In Carmel
Thérèse Recieves the Carmelite Habit

 

Sister Thérèse, of the Child Jesus was happy with her lot, but everyday life in the Carmel had its problems too: the clashes of communal life, the cold, the new diet and the difficulties of prayer (two hours prayer and four and a half of liturgy). First a postulant and then a novice, she took the Carmelite habit on January 10, 1889 after a retreat marked by a deep sense of inner barrenness. She had her own good reasons for adding "of the Holy Face" to her name in religion.

The Carmel
In the meantime, a further shock came on the family front when her beloved father developed cerebral arteriosclerosis and suddenly disappeared from Les Buissonnets in June 1888.

February 12, 1889 was a black day for the Martin family. After an attack of dementia, the "Patriarch" was taken to the Bon-Sauveur hospital in Caen. "Oh, I do not think I could have suffered more than I did on that day!!!" Seeing her father's humiliation hurt Thérèse deeply. She began to understand the sufferings of the mocked Christ, the Suffering Servant foretold by Isaiah.

She was also affected by the spiritual atmosphere in the community, which was still tainted by Jansenism and the vision of an avenging God. Some of the sisters feared divine justice and suffered badly from scruples. Even after her general confession in May 1888 to Father Pichon, her Jesuit spiritual director, Thérèse was still uneasy. But a great peace came over her when she at last made her profession on September 8, 1890, although taking the black veil (a public ceremony) on September 24th was a day "veiled in tears".
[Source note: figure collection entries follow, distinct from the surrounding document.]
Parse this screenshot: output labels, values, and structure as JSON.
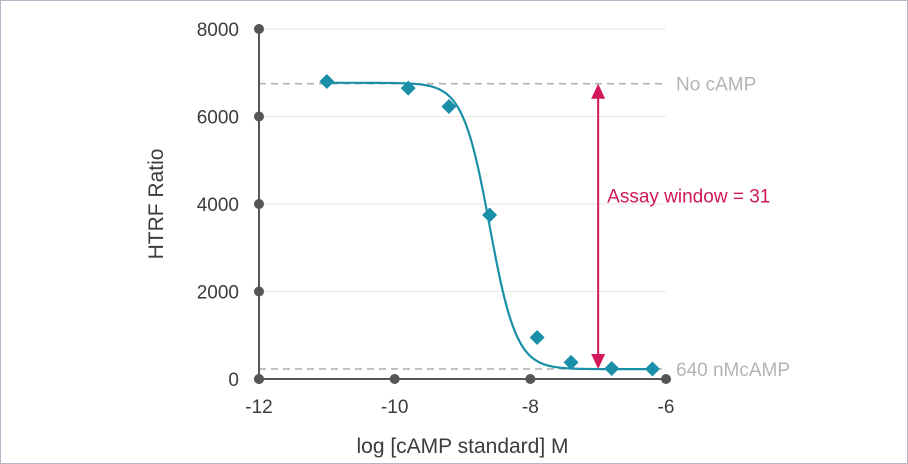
{
  "chart_data": {
    "type": "scatter",
    "xlabel": "log [cAMP standard] M",
    "ylabel": "HTRF Ratio",
    "xlim": [
      -12,
      -6
    ],
    "ylim": [
      0,
      8000
    ],
    "xticks": [
      -12,
      -10,
      -8,
      -6
    ],
    "yticks": [
      0,
      2000,
      4000,
      6000,
      8000
    ],
    "grid": "horizontal",
    "series": [
      {
        "x": [
          -11,
          -9.8,
          -9.2,
          -8.6,
          -7.9,
          -7.4,
          -6.8,
          -6.2
        ],
        "y": [
          6800,
          6650,
          6230,
          3750,
          950,
          380,
          240,
          230
        ],
        "fit": "sigmoid",
        "color": "#1a8fa8"
      }
    ],
    "reference_lines": [
      {
        "label": "No cAMP",
        "y": 6750
      },
      {
        "label": "640 nMcAMP",
        "y": 230
      }
    ],
    "annotation": {
      "label": "Assay window = 31",
      "x": -7,
      "y_from": 6750,
      "y_to": 230,
      "color": "#d0185a"
    },
    "colors": {
      "axis": "#555555",
      "grid": "#e6e6e6",
      "reference": "#b4b4b4"
    }
  }
}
It was the reading of St. John of the Cross, an unusual choice at the time, which brought her relief. In the "Spiritual Canticle" and the "Living Flame of Love", she discovered "the true Saint of Love". This, she felt, was the path she was meant to follow. During a community retreat (October 1891), a Franciscan, Father Alexis Prou, launched her on those "waves of confidence and love" on which she had previously been afraid to venture.